This was originally posted on The Hopeless Autistic as a page on October 17th, 2015 at 5:58 pm ET
The subject matters on this site will be the following
- Addressing a civil rights issue in New Hampshire surrounding anyone with a developmental disability such as the autism spectrum disorder and other related conditions
- The inability for an individual (whether they are their own guardian or not) to have equal rights
- The ability to speak, and the ability to question people in power (reasonably)
- The ability to have a similar life equivalent to their “peers”
- The chance to be “normal” as much as they can.
The civil rights crisis dates from the original version of this post:
- A target year of 2020 when special needs adults with autistic disorders could become a “hopeless” generation of people where they “won’t be able to have” a a happy life and be controlled by normal, incompetent management wherever that is.
- Better actions could result by:
- understanding the fact that the delivery system is broken;
- understanding the training system is broken, both on professionals, and down to the individuals themselves
- Learning from relevant history of the first generation of autistics (ages of about 32 to about 25), diagnosed before the days of the Web, and around the time when institutions were supposed to go away; but many did get diverted out of district, often returning back to the community being a victim of bullying or just lowest level of respect
- The need to educate Millenials (born circa 1982 to 1995, give or take a few years for some) the real facts of autism, not the media or government driven propaganda. If the numbers are true, American millennials are about 100 million, if there are 1 and 50 cases of autism, these two groups – for the most part need to integrate and assimilate with each other. Millenials are typically intolerant because many were not exposed as many were out of districted, during the boom of the first generation.

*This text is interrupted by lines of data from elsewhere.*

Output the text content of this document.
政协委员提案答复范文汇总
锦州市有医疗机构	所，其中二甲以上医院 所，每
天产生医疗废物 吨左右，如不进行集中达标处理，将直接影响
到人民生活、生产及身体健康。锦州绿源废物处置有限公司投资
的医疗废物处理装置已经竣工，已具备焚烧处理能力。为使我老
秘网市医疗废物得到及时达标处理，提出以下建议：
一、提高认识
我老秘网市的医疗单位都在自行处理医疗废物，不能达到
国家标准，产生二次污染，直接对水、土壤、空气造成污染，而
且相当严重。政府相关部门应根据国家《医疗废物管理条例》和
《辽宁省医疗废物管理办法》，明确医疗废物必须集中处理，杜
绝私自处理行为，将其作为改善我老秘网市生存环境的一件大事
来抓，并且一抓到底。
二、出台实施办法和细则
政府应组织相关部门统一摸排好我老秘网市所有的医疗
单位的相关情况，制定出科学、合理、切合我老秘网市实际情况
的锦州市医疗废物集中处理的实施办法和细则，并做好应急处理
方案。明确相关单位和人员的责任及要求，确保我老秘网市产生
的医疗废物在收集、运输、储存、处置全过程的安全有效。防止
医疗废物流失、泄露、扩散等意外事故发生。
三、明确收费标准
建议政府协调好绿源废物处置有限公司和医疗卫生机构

- Learning about government accountability, the need of ethics reform in the c-suite (or the corner offices at both the state and school district levels), the need of openness and transparency
- And more accountability to teachers, as these people will be responsible for the vulernable years of early adulthood to the most vulernable groups of society.
- Basically educate the people in the state I live in, New Hampshire and that state only.
In 2018, I feel that the system is so broken and far from repair, that I feel this will happen regardless and have plans to deal with it when that time comes.